Intel looks for thousand core chips

Intel apparently can’t get enough cores.

Intel scientists have been contemplating their navels to work out a way that they can pass more than a thousand.

Chipzilla boffin Timothy Mattson has released a paper which said that the architecture for the Intel 48-core Single Chip Cloud Computer (SCC) processor is “arbitrarily scalable.”

Apparently the problem is that after you hit about 1,000 cores the diameter of the mesh, grows so much that it stuffs up performance.

However he is still convinced that the future progress of microprocessors will depend on packing ever more cores onto a chip.

Currently multicore chip architectures depend on cache coherency, which is a set of protocols that make sure that each core has the same view of the system’s memory.

But as more cores are added, this all breaks down because “the protocol overhead per core grows with the number of cores, leading to a ‘coherency wall’ beyond which the overhead exceeds the value of adding cores.”

Mattson thinks that it would be better to kill off cache coherency and allow cores to pass messages among one another.

His team has been developing message-passing techniques for the chip that would scale as more cores are added.

So far they have come up with an experimental chip which has not made it to Intel’s product road map.

Apparently it was first fabricated with a 45 nanometre process at Intel facilities about a year ago.

It is a six-by-four array of tiles, each tile containing two cores. It has more than 1.3 billion transistors and consumes from 25 to 125 watts.

To keep it simple the team dusted off an off-the-shelf 1994-era Pentium processor design for the cores themselves. Mattson admits that the performance is pants, and it uses a standard X86 instruction set.

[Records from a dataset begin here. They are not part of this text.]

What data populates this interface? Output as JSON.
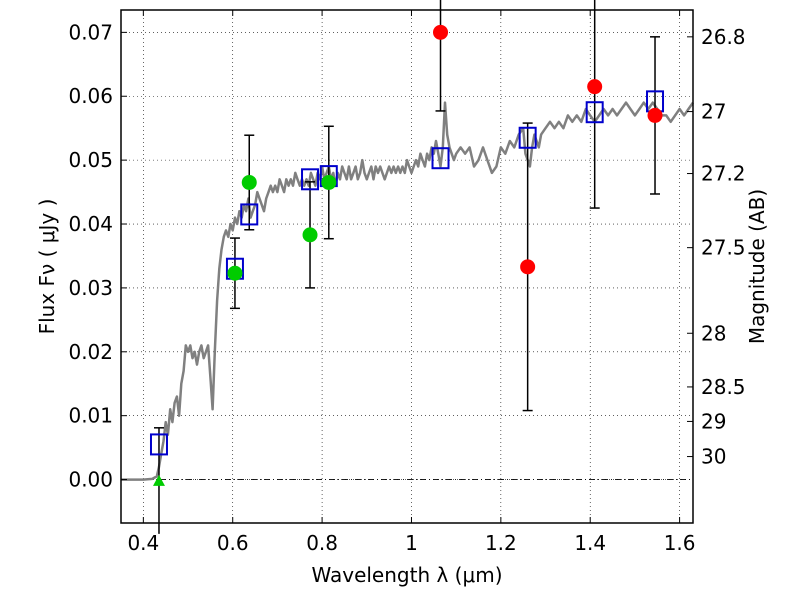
{
  "chart_data": {
    "type": "scatter",
    "xlabel": "Wavelength  λ (μm)",
    "ylabel": "Flux  Fν  ( μJy )",
    "ylabel_right": "Magnitude (AB)",
    "xlim": [
      0.35,
      1.63
    ],
    "ylim": [
      -0.0068,
      0.0735
    ],
    "grid": true,
    "x_ticks": [
      0.4,
      0.6,
      0.8,
      1.0,
      1.2,
      1.4,
      1.6
    ],
    "x_tick_labels": [
      "0.4",
      "0.6",
      "0.8",
      "1",
      "1.2",
      "1.4",
      "1.6"
    ],
    "y_ticks": [
      0.0,
      0.01,
      0.02,
      0.03,
      0.04,
      0.05,
      0.06,
      0.07
    ],
    "y_tick_labels": [
      "0.00",
      "0.01",
      "0.02",
      "0.03",
      "0.04",
      "0.05",
      "0.06",
      "0.07"
    ],
    "right_ticks": [
      {
        "label": "26.8",
        "flux": 0.0693
      },
      {
        "label": "27",
        "flux": 0.0576
      },
      {
        "label": "27.2",
        "flux": 0.0479
      },
      {
        "label": "27.5",
        "flux": 0.0363
      },
      {
        "label": "28",
        "flux": 0.0229
      },
      {
        "label": "28.5",
        "flux": 0.0145
      },
      {
        "label": "29",
        "flux": 0.0091
      },
      {
        "label": "30",
        "flux": 0.0036
      }
    ],
    "series": [
      {
        "kind": "model",
        "color": "#808080",
        "x": [
          0.35,
          0.38,
          0.4,
          0.42,
          0.43,
          0.435,
          0.44,
          0.445,
          0.45,
          0.455,
          0.46,
          0.465,
          0.47,
          0.475,
          0.48,
          0.485,
          0.49,
          0.495,
          0.5,
          0.505,
          0.51,
          0.515,
          0.52,
          0.525,
          0.53,
          0.535,
          0.54,
          0.545,
          0.55,
          0.555,
          0.56,
          0.565,
          0.57,
          0.575,
          0.58,
          0.585,
          0.59,
          0.595,
          0.6,
          0.605,
          0.61,
          0.615,
          0.62,
          0.625,
          0.63,
          0.635,
          0.64,
          0.645,
          0.65,
          0.655,
          0.66,
          0.665,
          0.67,
          0.675,
          0.68,
          0.685,
          0.69,
          0.695,
          0.7,
          0.705,
          0.71,
          0.715,
          0.72,
          0.725,
          0.73,
          0.735,
          0.74,
          0.745,
          0.75,
          0.755,
          0.76,
          0.765,
          0.77,
          0.775,
          0.78,
          0.785,
          0.79,
          0.795,
          0.8,
          0.805,
          0.81,
          0.815,
          0.82,
          0.825,
          0.83,
          0.835,
          0.84,
          0.845,
          0.85,
          0.855,
          0.86,
          0.865,
          0.87,
          0.875,
          0.88,
          0.885,
          0.89,
          0.895,
          0.9,
          0.905,
          0.91,
          0.915,
          0.92,
          0.925,
          0.93,
          0.935,
          0.94,
          0.945,
          0.95,
          0.955,
          0.96,
          0.965,
          0.97,
          0.975,
          0.98,
          0.985,
          0.99,
          0.995,
          1.0,
          1.005,
          1.01,
          1.015,
          1.02,
          1.025,
          1.03,
          1.035,
          1.04,
          1.045,
          1.05,
          1.055,
          1.06,
          1.065,
          1.07,
          1.075,
          1.08,
          1.085,
          1.09,
          1.095,
          1.1,
          1.11,
          1.12,
          1.13,
          1.14,
          1.15,
          1.16,
          1.17,
          1.18,
          1.19,
          1.2,
          1.21,
          1.22,
          1.23,
          1.24,
          1.25,
          1.255,
          1.26,
          1.265,
          1.27,
          1.275,
          1.28,
          1.285,
          1.29,
          1.3,
          1.31,
          1.32,
          1.33,
          1.34,
          1.35,
          1.36,
          1.37,
          1.38,
          1.39,
          1.4,
          1.41,
          1.42,
          1.43,
          1.44,
          1.45,
          1.46,
          1.47,
          1.48,
          1.49,
          1.5,
          1.51,
          1.52,
          1.53,
          1.54,
          1.55,
          1.56,
          1.57,
          1.58,
          1.59,
          1.6,
          1.61,
          1.62,
          1.63
        ],
        "y": [
          0.0,
          0.0,
          0.0,
          0.0001,
          0.0005,
          0.002,
          0.004,
          0.006,
          0.009,
          0.007,
          0.011,
          0.009,
          0.012,
          0.013,
          0.01,
          0.015,
          0.017,
          0.021,
          0.02,
          0.021,
          0.019,
          0.02,
          0.018,
          0.02,
          0.021,
          0.019,
          0.02,
          0.021,
          0.016,
          0.011,
          0.02,
          0.028,
          0.033,
          0.036,
          0.038,
          0.039,
          0.038,
          0.04,
          0.039,
          0.041,
          0.04,
          0.042,
          0.041,
          0.043,
          0.042,
          0.044,
          0.041,
          0.042,
          0.043,
          0.045,
          0.044,
          0.043,
          0.042,
          0.044,
          0.045,
          0.046,
          0.045,
          0.046,
          0.045,
          0.047,
          0.046,
          0.045,
          0.047,
          0.046,
          0.047,
          0.046,
          0.048,
          0.047,
          0.046,
          0.047,
          0.046,
          0.047,
          0.046,
          0.048,
          0.047,
          0.046,
          0.048,
          0.047,
          0.049,
          0.047,
          0.048,
          0.049,
          0.047,
          0.048,
          0.046,
          0.048,
          0.047,
          0.049,
          0.048,
          0.047,
          0.049,
          0.047,
          0.048,
          0.049,
          0.047,
          0.048,
          0.05,
          0.048,
          0.047,
          0.048,
          0.049,
          0.047,
          0.049,
          0.048,
          0.049,
          0.048,
          0.047,
          0.048,
          0.049,
          0.048,
          0.049,
          0.048,
          0.049,
          0.048,
          0.049,
          0.048,
          0.05,
          0.049,
          0.048,
          0.049,
          0.05,
          0.049,
          0.051,
          0.05,
          0.049,
          0.051,
          0.05,
          0.052,
          0.051,
          0.053,
          0.051,
          0.049,
          0.052,
          0.059,
          0.054,
          0.052,
          0.051,
          0.05,
          0.051,
          0.052,
          0.051,
          0.052,
          0.049,
          0.05,
          0.052,
          0.05,
          0.048,
          0.049,
          0.052,
          0.051,
          0.053,
          0.052,
          0.054,
          0.055,
          0.051,
          0.05,
          0.049,
          0.052,
          0.054,
          0.053,
          0.052,
          0.054,
          0.055,
          0.056,
          0.055,
          0.056,
          0.055,
          0.057,
          0.056,
          0.057,
          0.056,
          0.058,
          0.057,
          0.056,
          0.057,
          0.058,
          0.057,
          0.058,
          0.057,
          0.058,
          0.059,
          0.058,
          0.057,
          0.058,
          0.059,
          0.058,
          0.059,
          0.058,
          0.057,
          0.057,
          0.056,
          0.057,
          0.058,
          0.057,
          0.058,
          0.059
        ]
      },
      {
        "kind": "model-photometry",
        "marker": "open-square",
        "color": "#0000cc",
        "x": [
          0.435,
          0.605,
          0.637,
          0.773,
          0.815,
          1.065,
          1.26,
          1.41,
          1.545
        ],
        "y": [
          0.0055,
          0.033,
          0.0415,
          0.047,
          0.0475,
          0.0503,
          0.0535,
          0.0575,
          0.0592
        ]
      },
      {
        "kind": "observed",
        "marker": "circle",
        "color": "#00cc00",
        "x": [
          0.605,
          0.637,
          0.773,
          0.815
        ],
        "y": [
          0.0323,
          0.0465,
          0.0383,
          0.0465
        ],
        "yerr": [
          0.0055,
          0.0074,
          0.0083,
          0.0088
        ]
      },
      {
        "kind": "observed",
        "marker": "circle",
        "color": "#ff0000",
        "x": [
          1.065,
          1.26,
          1.41,
          1.545
        ],
        "y": [
          0.07,
          0.0333,
          0.0615,
          0.057
        ],
        "yerr": [
          0.0123,
          0.0225,
          0.019,
          0.0123
        ]
      },
      {
        "kind": "upper-limit",
        "marker": "triangle",
        "color": "#00cc00",
        "x": [
          0.435
        ],
        "y": [
          -0.0002
        ],
        "yerr": [
          0.0083
        ]
      }
    ]
  }
}
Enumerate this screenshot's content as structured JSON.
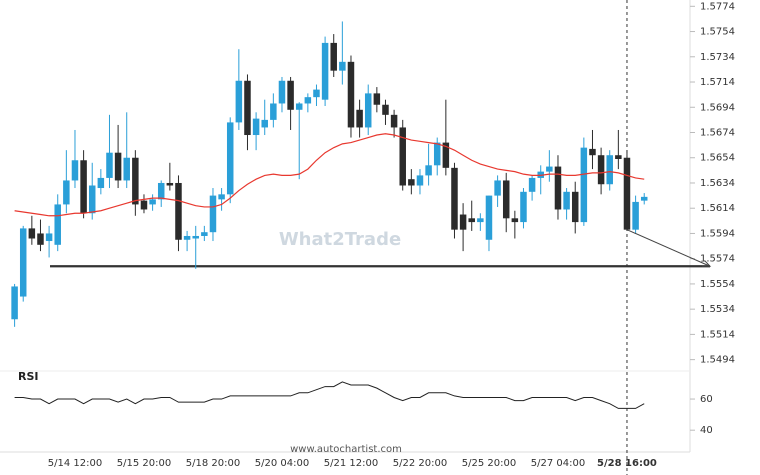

But each core has a “mesh interface component” that packages data into packets and connects to an on-board router. Each tile also has a “message-passing buffer,” with 16 kilobytes of random access memory.

By installing the TCP/IP protocol on the data link layer, the team was able to run a separate Linux-based operating system on each core.

Mattson a 48-node Linux cluster on the chip was possible but boring.

The team also developed a small API library for message passing among the cores, called RCCE.

Tests showed that a message passing among the cores could be just as speedy using RCCE as with TCP/IP-based Linux cluster.

So far, it has all been promising in that the team has managed to prove that the SCC processor and its native message passing API provide an effective software development platform.

“The expected difficulties due to the lack of asynchronous message passing have so far not materialised,” the paper says.